The meat was dark, sinewy, the size of Kaelen’s palm. He had eaten Borin’s jerky, not knowing its source. Now, he understood. Borin hunted these nightmares.
Kaelen, raised in the lean times of Aethelgard, knew hunger. Survival trumped all. He knelt, mimicking Borin’s precise cuts. He could feel the residual vibrations of the hound’s life within the meat, a faint echo. It felt… right, somehow, to take sustenance from the earth’s own creatures.
He didn’t cut just one piece. He cut several. As many as he could reasonably carry, wrapping them in a piece of his worn tunic. He needed reserves. He wasn’t Borin. Not yet.
Borin watched, a wry smile on his face. “Resourceful. Still, a long road ahead.” He rose. “We move. Before the scent of this feast draws the deeper horrors.”
Kaelen nodded, heaving the makeshift bundle over his shoulder. He didn’t want to linger. The air, thick with the metallic tang of blood and pulverized crystal, was oppressive.
The first faint shimmer of dawn was already creeping through the ceiling fissures of the crystalline realm. The rising light revealed the full extent of the carnage: a field of shattered rock and dismembered bodies, slick with dark ichor. Already, scavenger-scuttlers, drawn by the scent, began to emerge from distant cracks, their multifaceted eyes gleaming.
This was the Deep. The cycle was unforgiving. The strong devoured, the dead nourished, and life persisted in its brutal, unyielding way. Kaelen understood this now, not just as a concept, but as a visceral truth etched into the very bedrock of his being.
Borin moved ahead, oblivious, or simply uncaring. Kaelen followed, his Deep Stride feeling surprisingly smooth. The exhaustion from the battle was immense, but a new current of energy flowed through him. The life-or-death struggle, the precise application of his gift under duress, had sharpened his connection to the stone, making his movements more fluid, his control more instinctive.
He was stronger.

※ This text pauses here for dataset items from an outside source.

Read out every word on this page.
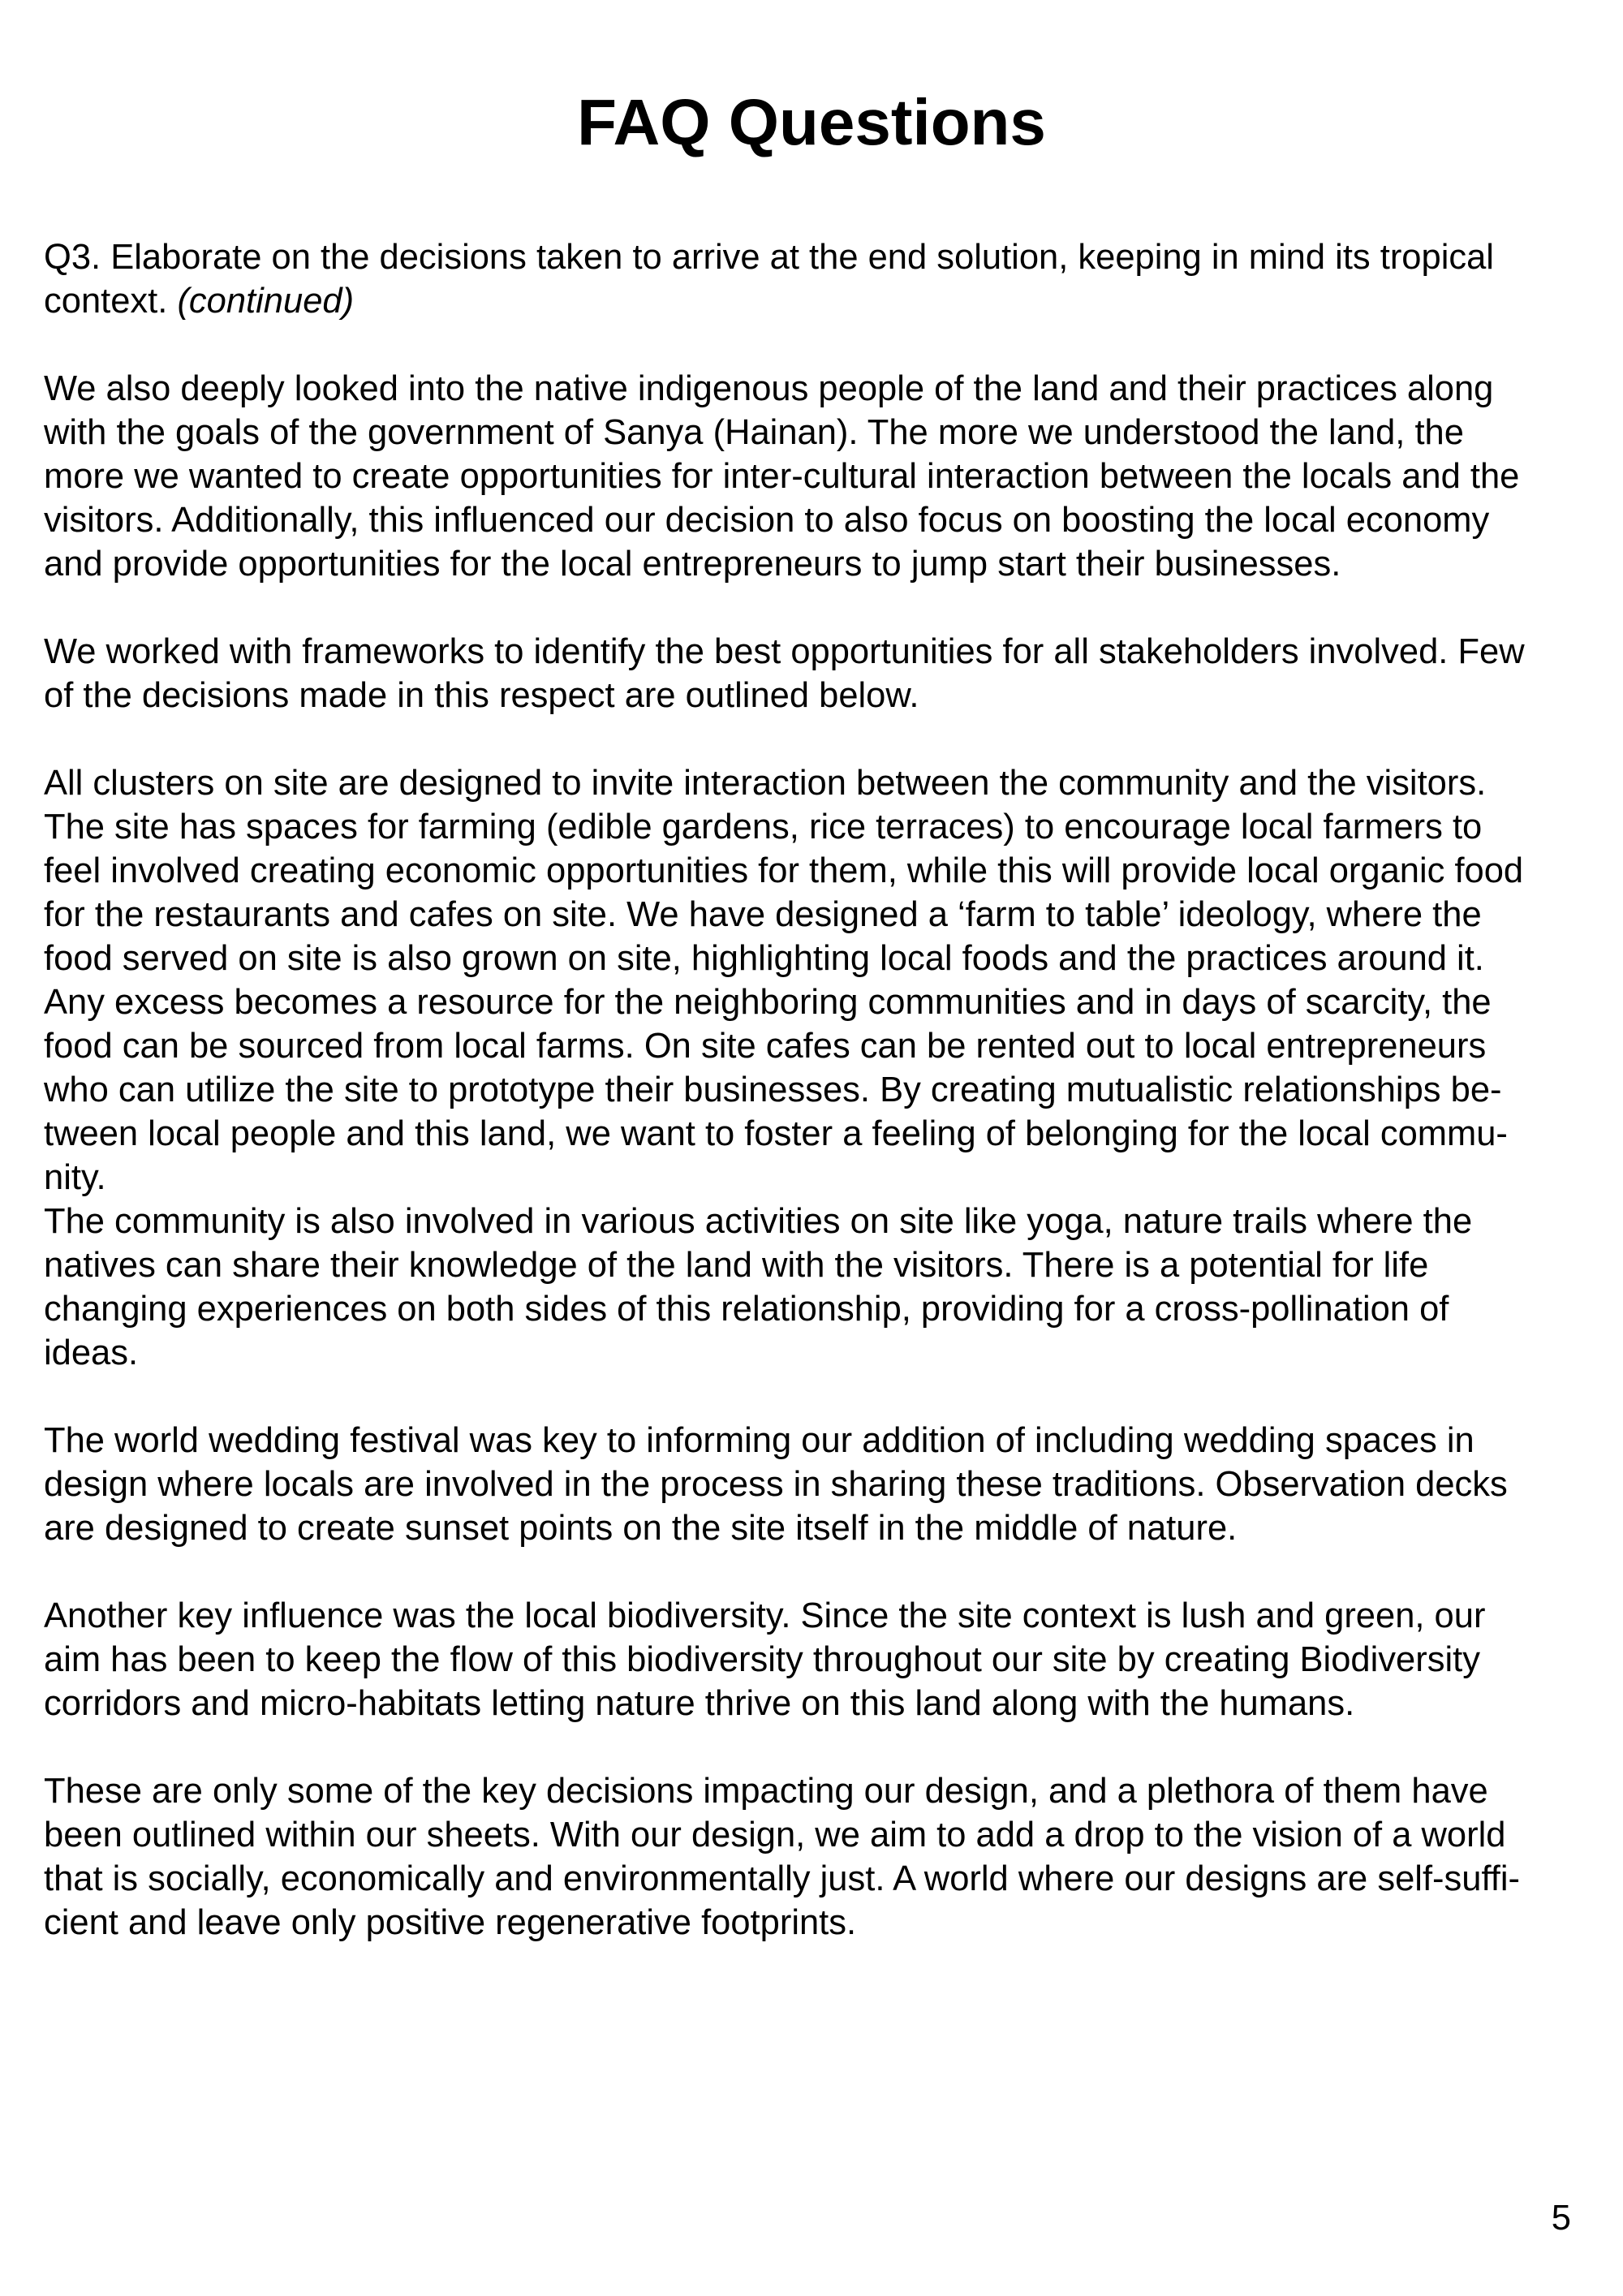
FAQ Questions

Q3. Elaborate on the decisions taken to arrive at the end solution, keeping in mind its tropical
context. (continued)

We also deeply looked into the native indigenous people of the land and their practices along
with the goals of the government of Sanya (Hainan). The more we understood the land, the
more we wanted to create opportunities for inter-cultural interaction between the locals and the
visitors. Additionally, this influenced our decision to also focus on boosting the local economy
and provide opportunities for the local entrepreneurs to jump start their businesses.

We worked with frameworks to identify the best opportunities for all stakeholders involved. Few
of the decisions made in this respect are outlined below.

All clusters on site are designed to invite interaction between the community and the visitors.
The site has spaces for farming (edible gardens, rice terraces) to encourage local farmers to
feel involved creating economic opportunities for them, while this will provide local organic food
for the restaurants and cafes on site. We have designed a ‘farm to table’ ideology, where the
food served on site is also grown on site, highlighting local foods and the practices around it.
Any excess becomes a resource for the neighboring communities and in days of scarcity, the
food can be sourced from local farms. On site cafes can be rented out to local entrepreneurs
who can utilize the site to prototype their businesses. By creating mutualistic relationships be-
tween local people and this land, we want to foster a feeling of belonging for the local commu-
nity.

The community is also involved in various activities on site like yoga, nature trails where the
natives can share their knowledge of the land with the visitors. There is a potential for life
changing experiences on both sides of this relationship, providing for a cross-pollination of
ideas.

The world wedding festival was key to informing our addition of including wedding spaces in
design where locals are involved in the process in sharing these traditions. Observation decks
are designed to create sunset points on the site itself in the middle of nature.

Another key influence was the local biodiversity. Since the site context is lush and green, our
aim has been to keep the flow of this biodiversity throughout our site by creating Biodiversity
corridors and micro-habitats letting nature thrive on this land along with the humans.

These are only some of the key decisions impacting our design, and a plethora of them have
been outlined within our sheets. With our design, we aim to add a drop to the vision of a world
that is socially, economically and environmentally just. A world where our designs are self-suffi-
cient and leave only positive regenerative footprints.

5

He could feel it in the hum of the bedrock, in the subtle shift of the crystal beneath his feet. And he knew, with a certainty that settled deep in his core, that as long as he clung to Borin’s brutal tutelage, as long as he survived, he would grow stronger still.
He watched Borin’s retreating back, a silent, grim resolve settling within him. The path was hard, but the path was clear.